When I first started at my current job, I lost a lot of time spinning my wheels.
Spinning wheels, in the literal, automobile-stuck-in-mud usage, has two characteristics: The wheels are spinning, and the car is not moving. For programming, this means frantic action, but without forward progress.
Here’s an example of wheel spinning: Method A in project B threw an exception. That’s probably because it called Method B, which got some data from a database, and that data was weird. Was the data weird, or is Method B wrong? What about Method A? Maybe Method A is broken, and the data was right? Is one of the more senior developers busy? Maybe if I step through Method A six more times, I can just figure it out? (For best effect, please read this paragraph aloud four times without inhaling.)
Here are the symptoms of wheel spinning for programmers.

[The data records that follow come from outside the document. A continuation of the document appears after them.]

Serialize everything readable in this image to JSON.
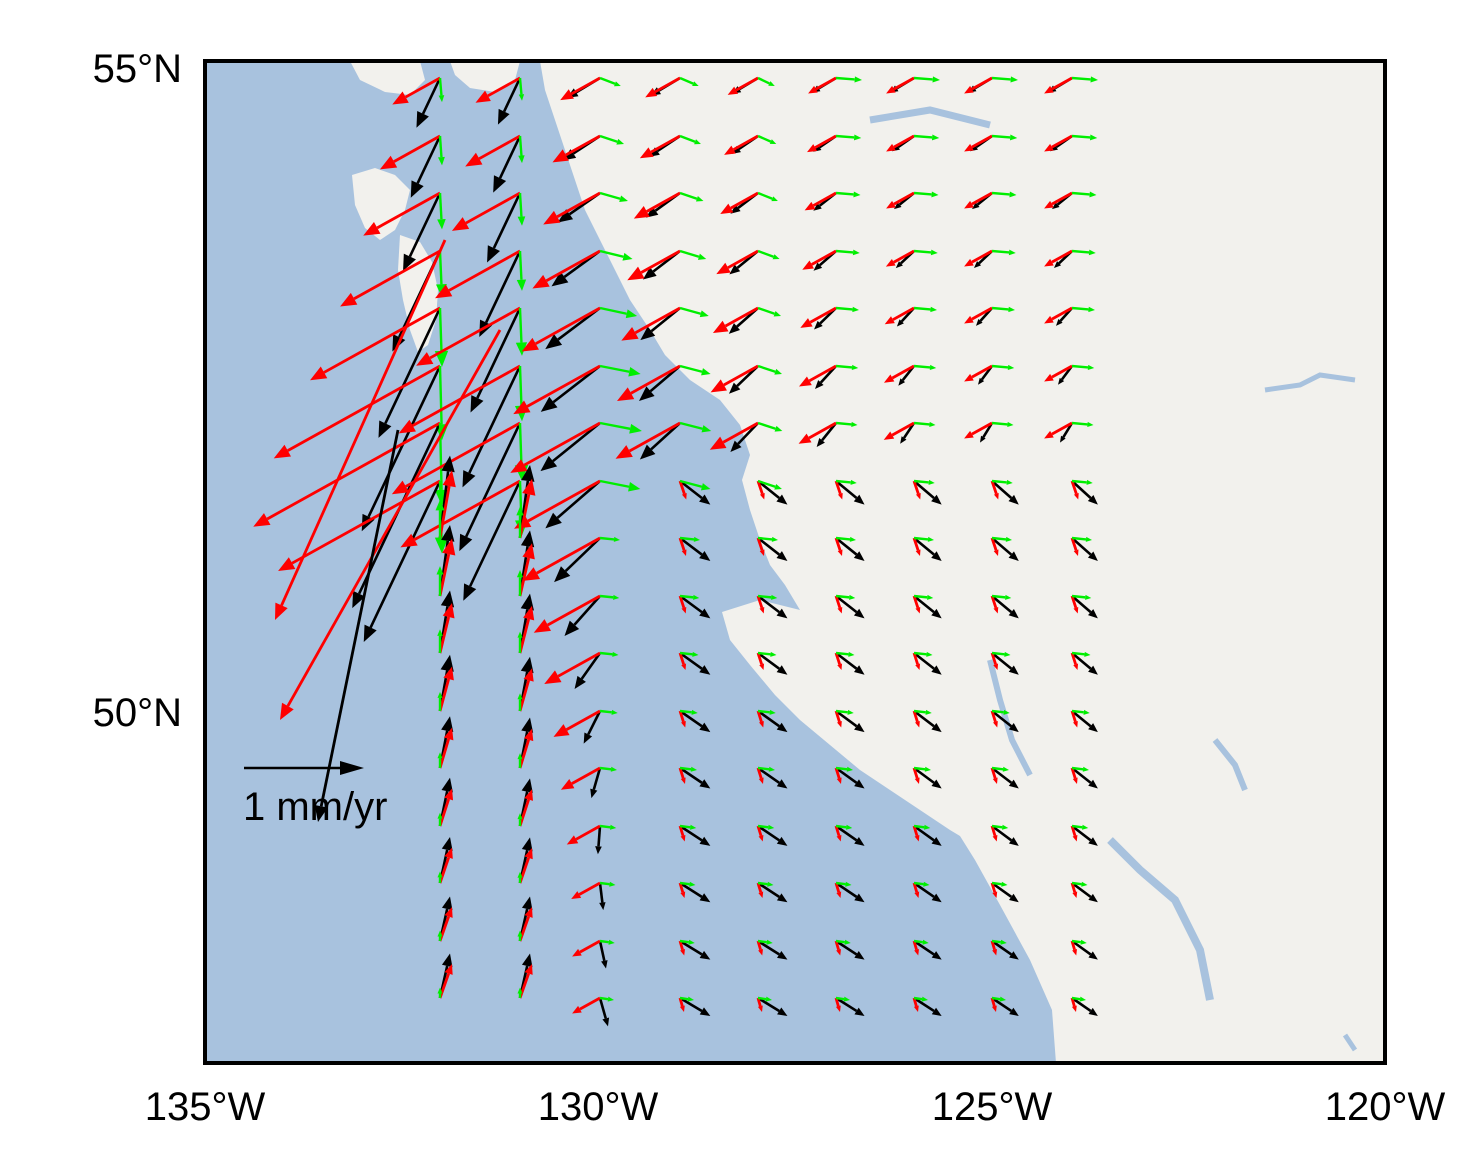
{
  "map": {
    "colors": {
      "ocean": "#a8c2de",
      "land": "#f2f1ed",
      "frame": "#000000",
      "series_black": "#000000",
      "series_red": "#ff0000",
      "series_green": "#00ee00"
    },
    "extent": {
      "lon": [
        -135,
        -120
      ],
      "lat": [
        47,
        55
      ]
    },
    "lat_ticks": [
      {
        "value": 55,
        "label": "55°N"
      },
      {
        "value": 50,
        "label": "50°N"
      }
    ],
    "lon_ticks": [
      {
        "value": -135,
        "label": "135°W"
      },
      {
        "value": -130,
        "label": "130°W"
      },
      {
        "value": -125,
        "label": "125°W"
      },
      {
        "value": -120,
        "label": "120°W"
      }
    ],
    "scale": {
      "value_mm_yr": 1,
      "label": "1 mm/yr"
    }
  }
}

You are stuck in a loop where:
- There are multiple causes to a problem, or multiple related problems.
- You have considered each of these problems more than once.
- Your last time through this loop, you did not either decompose the one of the possible causes, prove that one of the possible causes was irrelevant, or find someone to ask.
And here’s why you’re spinning your wheels: If you consider the same problems, without decomposing, eliminating, or asking about them, you will be stuck in this loop forever, because you will always have the same amount of information about the same set of problems. When you are here, the only wrong answer is to stay stuck in the loop.
Instead, you have to make some progress. Pick one possible cause, and temporarily ignoring the others, either:
- Figure out that it is composed of other possible causes, and recur OR
- Prove that your problem still exists in its absence, so you can stop looking at it OR
- Decide that you need to ask someone about it.
“Obviously,” you might object, “but you just told me to break out of the loop by breaking out of the loop. What do I do?”
Here are some specific things that work for me:
Heuristic approach: the most recently changed, most specific code is probably the problem. My first week at the new job, I was stepping through some method, and a security exception was thrown in the middle of our most general purpose, most widely used library. Did I find a bug in the database access code that a bunch of client projects depend on? Of course not. If that code were broken, everything would be broken. Instead of suspecting old, reliable code of suddenly failing, I should look up the call stack for the most specific or most recently changed code, and start there. (Or maybe, you know, check the credentials. It was a security exception, after all.)
Algorithmic approach: make a “what else must be true” graph. I list the possible causes on a piece of paper, choose one, and start finding facts that it would imply if true. “If Method C retrieves the wrong data, either the query it executes is wrong or the data itself is wrong.” This procedure makes a tree where the root is the original problem, the inner nodes are hypotheses about its cause, and the leaves are things I should test. After making the graph, I look at each leaf. If I can determine its truth value on my own, I do so and update the graph. If not, I mark it as something to ask about and continue processing the other leaves. At the end, I have either solved the problem on my own, or proved to my own satisfaction that I need to ask for help.
Surrealistic approach: try “rubber duck debugging.” Put a rubber duck on your desk. Explain the code to the duck as through to a child or a person completely unfamiliar with your technology; justify every line of code. Rubber duck optional. (I believe this technique comes from The Pragmatic Programmer: From Journeyman to Master.)